It’s Not ‘Stimulus.’ It’s Life Support.

Hello fellow Omphaloskeptics,

Since we’re just talking among friends—by which I mean Dispatch Members in Full, and the several imaginary friends in the car with me as I smoke a cigar and bang out a Wodin’s Day correspondence—I’m gonna try to do this notebook style. I don’t mean The Notebook style, with James Garner reading it to you, with flashbacks to rain-soaked Ryan Gosling and Rachel McAdams rejecting social distancing in the 1940s. I mean I’m going to drop a few observations with only stylistic sinew connecting them.

Today’s Morning Dispatch began, “Wake up and smell the stimulus: Trump, Schumer, McConnell, and Joe Manchin all finally have a $2 trillion deal they can all live with…”
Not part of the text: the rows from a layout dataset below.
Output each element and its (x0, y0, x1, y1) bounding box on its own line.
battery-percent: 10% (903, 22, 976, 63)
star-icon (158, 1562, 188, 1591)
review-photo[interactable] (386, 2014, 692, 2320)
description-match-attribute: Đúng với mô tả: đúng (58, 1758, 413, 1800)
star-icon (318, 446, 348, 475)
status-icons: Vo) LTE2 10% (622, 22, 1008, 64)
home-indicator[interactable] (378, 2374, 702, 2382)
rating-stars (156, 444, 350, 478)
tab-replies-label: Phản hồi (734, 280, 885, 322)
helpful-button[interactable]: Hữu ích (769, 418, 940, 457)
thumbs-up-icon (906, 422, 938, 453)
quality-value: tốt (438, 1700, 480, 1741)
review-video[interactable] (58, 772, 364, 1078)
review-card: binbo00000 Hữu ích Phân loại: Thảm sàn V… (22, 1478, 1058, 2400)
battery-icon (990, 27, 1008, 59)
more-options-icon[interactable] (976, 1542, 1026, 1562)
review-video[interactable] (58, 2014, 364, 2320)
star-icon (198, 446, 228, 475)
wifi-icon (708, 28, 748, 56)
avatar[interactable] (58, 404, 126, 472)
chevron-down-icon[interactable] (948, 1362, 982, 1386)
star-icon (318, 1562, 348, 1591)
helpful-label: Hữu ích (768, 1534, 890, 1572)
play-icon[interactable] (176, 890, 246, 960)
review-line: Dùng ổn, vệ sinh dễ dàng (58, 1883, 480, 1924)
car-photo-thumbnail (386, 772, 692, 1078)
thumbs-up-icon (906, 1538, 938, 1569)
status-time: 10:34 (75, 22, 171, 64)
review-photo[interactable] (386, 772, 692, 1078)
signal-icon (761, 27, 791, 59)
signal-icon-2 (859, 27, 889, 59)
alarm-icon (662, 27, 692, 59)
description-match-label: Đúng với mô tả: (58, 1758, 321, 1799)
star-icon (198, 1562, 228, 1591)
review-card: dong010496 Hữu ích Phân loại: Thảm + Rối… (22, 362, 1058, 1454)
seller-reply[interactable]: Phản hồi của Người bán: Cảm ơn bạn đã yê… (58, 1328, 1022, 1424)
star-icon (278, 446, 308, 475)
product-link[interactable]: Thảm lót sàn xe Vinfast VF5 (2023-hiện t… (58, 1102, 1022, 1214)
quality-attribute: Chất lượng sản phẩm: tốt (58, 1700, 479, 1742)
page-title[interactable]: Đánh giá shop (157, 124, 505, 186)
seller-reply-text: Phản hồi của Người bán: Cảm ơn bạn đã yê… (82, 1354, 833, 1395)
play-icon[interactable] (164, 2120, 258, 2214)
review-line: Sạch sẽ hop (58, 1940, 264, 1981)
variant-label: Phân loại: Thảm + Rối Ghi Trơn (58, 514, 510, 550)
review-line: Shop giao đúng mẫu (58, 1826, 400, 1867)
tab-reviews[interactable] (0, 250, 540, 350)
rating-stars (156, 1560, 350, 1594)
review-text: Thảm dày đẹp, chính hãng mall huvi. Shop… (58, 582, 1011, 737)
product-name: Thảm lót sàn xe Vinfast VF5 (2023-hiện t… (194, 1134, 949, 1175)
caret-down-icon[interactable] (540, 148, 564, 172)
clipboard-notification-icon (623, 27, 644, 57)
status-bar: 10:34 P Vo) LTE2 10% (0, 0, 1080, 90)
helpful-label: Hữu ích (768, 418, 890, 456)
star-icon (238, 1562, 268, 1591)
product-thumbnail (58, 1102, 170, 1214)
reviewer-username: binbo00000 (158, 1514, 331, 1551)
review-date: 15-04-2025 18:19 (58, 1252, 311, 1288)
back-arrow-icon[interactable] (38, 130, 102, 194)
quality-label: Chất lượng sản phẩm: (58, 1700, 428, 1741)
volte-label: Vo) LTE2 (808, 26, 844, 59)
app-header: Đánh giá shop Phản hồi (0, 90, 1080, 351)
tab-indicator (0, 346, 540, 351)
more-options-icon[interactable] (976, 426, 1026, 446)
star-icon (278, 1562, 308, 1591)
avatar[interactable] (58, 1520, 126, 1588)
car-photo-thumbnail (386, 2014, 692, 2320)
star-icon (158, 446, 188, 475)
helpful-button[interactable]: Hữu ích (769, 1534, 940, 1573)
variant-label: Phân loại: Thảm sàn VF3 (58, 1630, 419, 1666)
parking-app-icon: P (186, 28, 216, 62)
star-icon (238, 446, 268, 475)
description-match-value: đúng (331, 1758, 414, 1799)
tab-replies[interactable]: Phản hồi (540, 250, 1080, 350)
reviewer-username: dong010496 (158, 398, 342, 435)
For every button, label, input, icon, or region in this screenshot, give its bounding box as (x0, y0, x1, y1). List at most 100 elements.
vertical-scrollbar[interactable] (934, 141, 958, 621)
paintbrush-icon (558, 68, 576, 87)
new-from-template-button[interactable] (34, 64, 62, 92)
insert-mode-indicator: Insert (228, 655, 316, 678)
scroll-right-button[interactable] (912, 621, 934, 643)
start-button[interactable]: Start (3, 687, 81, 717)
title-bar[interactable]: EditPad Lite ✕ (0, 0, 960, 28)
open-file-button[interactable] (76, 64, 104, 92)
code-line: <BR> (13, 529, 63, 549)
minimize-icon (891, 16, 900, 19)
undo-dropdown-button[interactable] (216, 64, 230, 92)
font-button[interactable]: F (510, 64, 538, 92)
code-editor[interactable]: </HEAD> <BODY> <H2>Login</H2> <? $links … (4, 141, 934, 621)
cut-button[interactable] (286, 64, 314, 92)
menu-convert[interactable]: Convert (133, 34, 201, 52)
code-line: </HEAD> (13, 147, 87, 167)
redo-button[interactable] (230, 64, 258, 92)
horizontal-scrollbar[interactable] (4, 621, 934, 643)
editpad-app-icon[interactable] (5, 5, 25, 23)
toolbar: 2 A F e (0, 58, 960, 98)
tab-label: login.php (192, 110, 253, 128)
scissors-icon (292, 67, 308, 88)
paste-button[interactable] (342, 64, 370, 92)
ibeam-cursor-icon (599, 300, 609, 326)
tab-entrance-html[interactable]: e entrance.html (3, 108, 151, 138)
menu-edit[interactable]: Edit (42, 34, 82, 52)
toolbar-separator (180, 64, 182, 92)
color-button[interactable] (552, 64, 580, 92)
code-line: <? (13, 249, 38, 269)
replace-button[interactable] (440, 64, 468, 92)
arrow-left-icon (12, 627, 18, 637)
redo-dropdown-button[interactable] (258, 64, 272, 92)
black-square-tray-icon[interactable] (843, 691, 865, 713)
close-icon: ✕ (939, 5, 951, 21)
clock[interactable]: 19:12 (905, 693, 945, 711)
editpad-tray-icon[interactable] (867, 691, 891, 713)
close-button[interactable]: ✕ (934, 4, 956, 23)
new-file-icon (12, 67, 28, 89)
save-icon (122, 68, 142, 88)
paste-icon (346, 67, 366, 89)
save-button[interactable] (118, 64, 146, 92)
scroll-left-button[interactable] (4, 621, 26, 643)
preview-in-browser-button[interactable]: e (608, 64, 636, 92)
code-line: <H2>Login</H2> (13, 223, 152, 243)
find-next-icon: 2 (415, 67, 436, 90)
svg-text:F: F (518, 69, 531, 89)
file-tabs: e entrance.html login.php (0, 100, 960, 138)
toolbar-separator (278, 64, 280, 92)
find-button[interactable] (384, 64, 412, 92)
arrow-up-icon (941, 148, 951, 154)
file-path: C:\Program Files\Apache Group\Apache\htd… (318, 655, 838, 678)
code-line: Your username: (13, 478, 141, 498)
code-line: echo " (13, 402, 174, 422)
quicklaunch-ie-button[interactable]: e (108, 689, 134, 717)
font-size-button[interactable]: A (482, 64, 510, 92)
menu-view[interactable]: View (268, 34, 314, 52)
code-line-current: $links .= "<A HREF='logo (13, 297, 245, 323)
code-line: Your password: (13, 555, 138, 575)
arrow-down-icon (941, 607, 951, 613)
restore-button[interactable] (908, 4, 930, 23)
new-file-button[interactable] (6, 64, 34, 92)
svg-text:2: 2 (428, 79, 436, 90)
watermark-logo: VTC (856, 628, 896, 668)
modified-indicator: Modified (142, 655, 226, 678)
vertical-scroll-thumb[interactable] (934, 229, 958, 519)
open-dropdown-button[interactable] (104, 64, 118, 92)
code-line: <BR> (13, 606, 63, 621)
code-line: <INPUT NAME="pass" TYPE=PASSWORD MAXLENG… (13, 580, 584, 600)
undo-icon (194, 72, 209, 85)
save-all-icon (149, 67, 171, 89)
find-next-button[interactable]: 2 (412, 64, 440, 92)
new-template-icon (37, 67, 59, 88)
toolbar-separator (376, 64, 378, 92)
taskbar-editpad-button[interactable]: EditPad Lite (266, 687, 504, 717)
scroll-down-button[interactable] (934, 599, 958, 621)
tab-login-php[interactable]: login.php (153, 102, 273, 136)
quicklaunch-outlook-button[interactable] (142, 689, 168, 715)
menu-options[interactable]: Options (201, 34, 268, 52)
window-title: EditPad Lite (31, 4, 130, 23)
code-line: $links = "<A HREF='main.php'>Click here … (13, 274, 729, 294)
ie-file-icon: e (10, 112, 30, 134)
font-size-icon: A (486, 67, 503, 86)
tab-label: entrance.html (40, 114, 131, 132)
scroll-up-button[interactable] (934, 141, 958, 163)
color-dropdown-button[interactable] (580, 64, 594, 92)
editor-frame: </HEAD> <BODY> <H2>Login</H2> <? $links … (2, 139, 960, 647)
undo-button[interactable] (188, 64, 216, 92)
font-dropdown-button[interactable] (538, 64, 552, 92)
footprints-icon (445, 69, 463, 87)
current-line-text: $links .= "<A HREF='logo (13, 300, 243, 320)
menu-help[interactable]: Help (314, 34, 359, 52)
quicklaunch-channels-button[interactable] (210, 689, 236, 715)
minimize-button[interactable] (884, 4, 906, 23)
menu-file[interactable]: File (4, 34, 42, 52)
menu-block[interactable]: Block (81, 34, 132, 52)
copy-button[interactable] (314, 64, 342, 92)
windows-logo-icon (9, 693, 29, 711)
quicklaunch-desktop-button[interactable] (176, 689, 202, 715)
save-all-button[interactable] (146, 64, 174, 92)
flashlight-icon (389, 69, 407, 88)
I grimaced at this when I read it. Not because I’m against the legislation, though I have my concerns. I grimaced because I meant to say something to my colleagues about the word “stimulus.” This isn’t a stimulus bill, it’s a life-support bill. It’s the difference between cocaine and oxygen, or between a shot of adrenaline and a blood transfusion. I think it was Larry Summers who first compared what we’re doing to putting the economy in a medically induced coma. Induced comas—if I know my medical TV-drama lingo—are sometimes necessary to protect the brain from certain threats. But there’s no point in inducing a coma if you don’t keep the person on life support in some way.